The UCSD Physiology/NASA lab conducted some exciting science on the International Space Station.
We completed our research with the Expedition Three through Six crews. We studied the effects of long-duration exposure to microgravity on the lung. The effect of spacewalks on the lung, caused by the reduced pressure of the Extra-Vehicular Activity (EVA) suits, was also investigated.
The PuFF experiment was part of the U.S. Lab's Human Research Facility, a laboratory module which contains hardware available for researchers to study the effects of microgravity on the human body. HRF Rack 1 was launched in March of 2001 in the Leonardo Multi-Purpose Logistics Module, and placed in the US Laboratory.
In the beginning of September, 2001, the Expedition 3 crew performed the PuFF experiment for the first time on the ISS. Station Commander, Frank Culbertson, and Flight Engineers, Vladimir Dezhurov and Mikhail Tyurin, all participated in the PuFF experiment.

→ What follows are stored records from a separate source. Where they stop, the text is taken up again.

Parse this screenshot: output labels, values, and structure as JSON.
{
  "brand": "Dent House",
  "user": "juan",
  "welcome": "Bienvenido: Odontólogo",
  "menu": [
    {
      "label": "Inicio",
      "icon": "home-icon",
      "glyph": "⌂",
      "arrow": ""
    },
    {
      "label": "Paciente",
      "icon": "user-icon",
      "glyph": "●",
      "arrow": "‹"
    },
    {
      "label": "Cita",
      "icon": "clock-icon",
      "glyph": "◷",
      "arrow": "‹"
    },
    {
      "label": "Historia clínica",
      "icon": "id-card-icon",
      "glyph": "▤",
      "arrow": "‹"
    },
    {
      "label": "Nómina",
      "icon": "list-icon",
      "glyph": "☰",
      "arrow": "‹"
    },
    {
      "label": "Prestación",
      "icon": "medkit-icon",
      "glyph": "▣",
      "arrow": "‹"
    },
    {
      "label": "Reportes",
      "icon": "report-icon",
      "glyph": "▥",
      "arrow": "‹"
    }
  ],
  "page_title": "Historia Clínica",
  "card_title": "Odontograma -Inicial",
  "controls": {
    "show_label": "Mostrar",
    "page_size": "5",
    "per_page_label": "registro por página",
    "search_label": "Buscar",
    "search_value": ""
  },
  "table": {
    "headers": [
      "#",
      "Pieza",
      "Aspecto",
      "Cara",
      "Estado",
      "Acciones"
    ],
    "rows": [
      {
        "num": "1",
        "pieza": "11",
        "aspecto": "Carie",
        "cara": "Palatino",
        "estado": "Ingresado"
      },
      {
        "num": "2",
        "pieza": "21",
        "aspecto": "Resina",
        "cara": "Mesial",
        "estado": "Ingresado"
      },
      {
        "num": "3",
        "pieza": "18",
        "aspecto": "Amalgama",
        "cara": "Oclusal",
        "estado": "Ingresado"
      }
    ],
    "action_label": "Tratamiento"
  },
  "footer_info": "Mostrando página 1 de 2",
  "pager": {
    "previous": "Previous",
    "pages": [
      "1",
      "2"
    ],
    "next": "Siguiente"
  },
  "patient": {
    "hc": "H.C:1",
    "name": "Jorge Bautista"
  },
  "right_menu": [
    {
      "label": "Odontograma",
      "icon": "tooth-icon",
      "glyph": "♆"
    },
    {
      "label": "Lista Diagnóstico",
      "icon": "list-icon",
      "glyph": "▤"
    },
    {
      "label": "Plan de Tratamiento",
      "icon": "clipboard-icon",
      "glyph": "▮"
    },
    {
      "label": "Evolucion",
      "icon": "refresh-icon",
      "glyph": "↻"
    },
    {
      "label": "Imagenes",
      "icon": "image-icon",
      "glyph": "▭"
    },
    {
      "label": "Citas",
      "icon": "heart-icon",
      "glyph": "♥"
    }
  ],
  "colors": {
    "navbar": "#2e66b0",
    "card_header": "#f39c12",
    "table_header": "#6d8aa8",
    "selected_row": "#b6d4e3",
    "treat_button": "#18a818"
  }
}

Expedition 4 crew members, Flight Engineers, Dan Bursch and Carl Walz were the second crew to perform the PuFF experiments.
The Expedition 5 crew that participated in the PuFF experiment were Station Commander Valery Korzun and Flight Engineer and the first ever ISS Science Officer Peggy Whitson.
The Expedition 6 crew spent 161 days aboard the International Space Station and landed in 2003. Station Commander Ken Bowersox, Flight Engineer and Science Officer Don Petit, and Flight Engineer Nikolai Budarin landed in Russia, so the immediate post-flight data collection was performed at Star City, Russia and continued with final post-flight sessions at JSC.
Data from all of the crews' pre-flight, in-flight and post-flight periods is being pooled to increase the statistical power of the PuFF experiments and their ability to detect changes in lung physiology associated with long duration exposure to microgravity and repeated EVA's.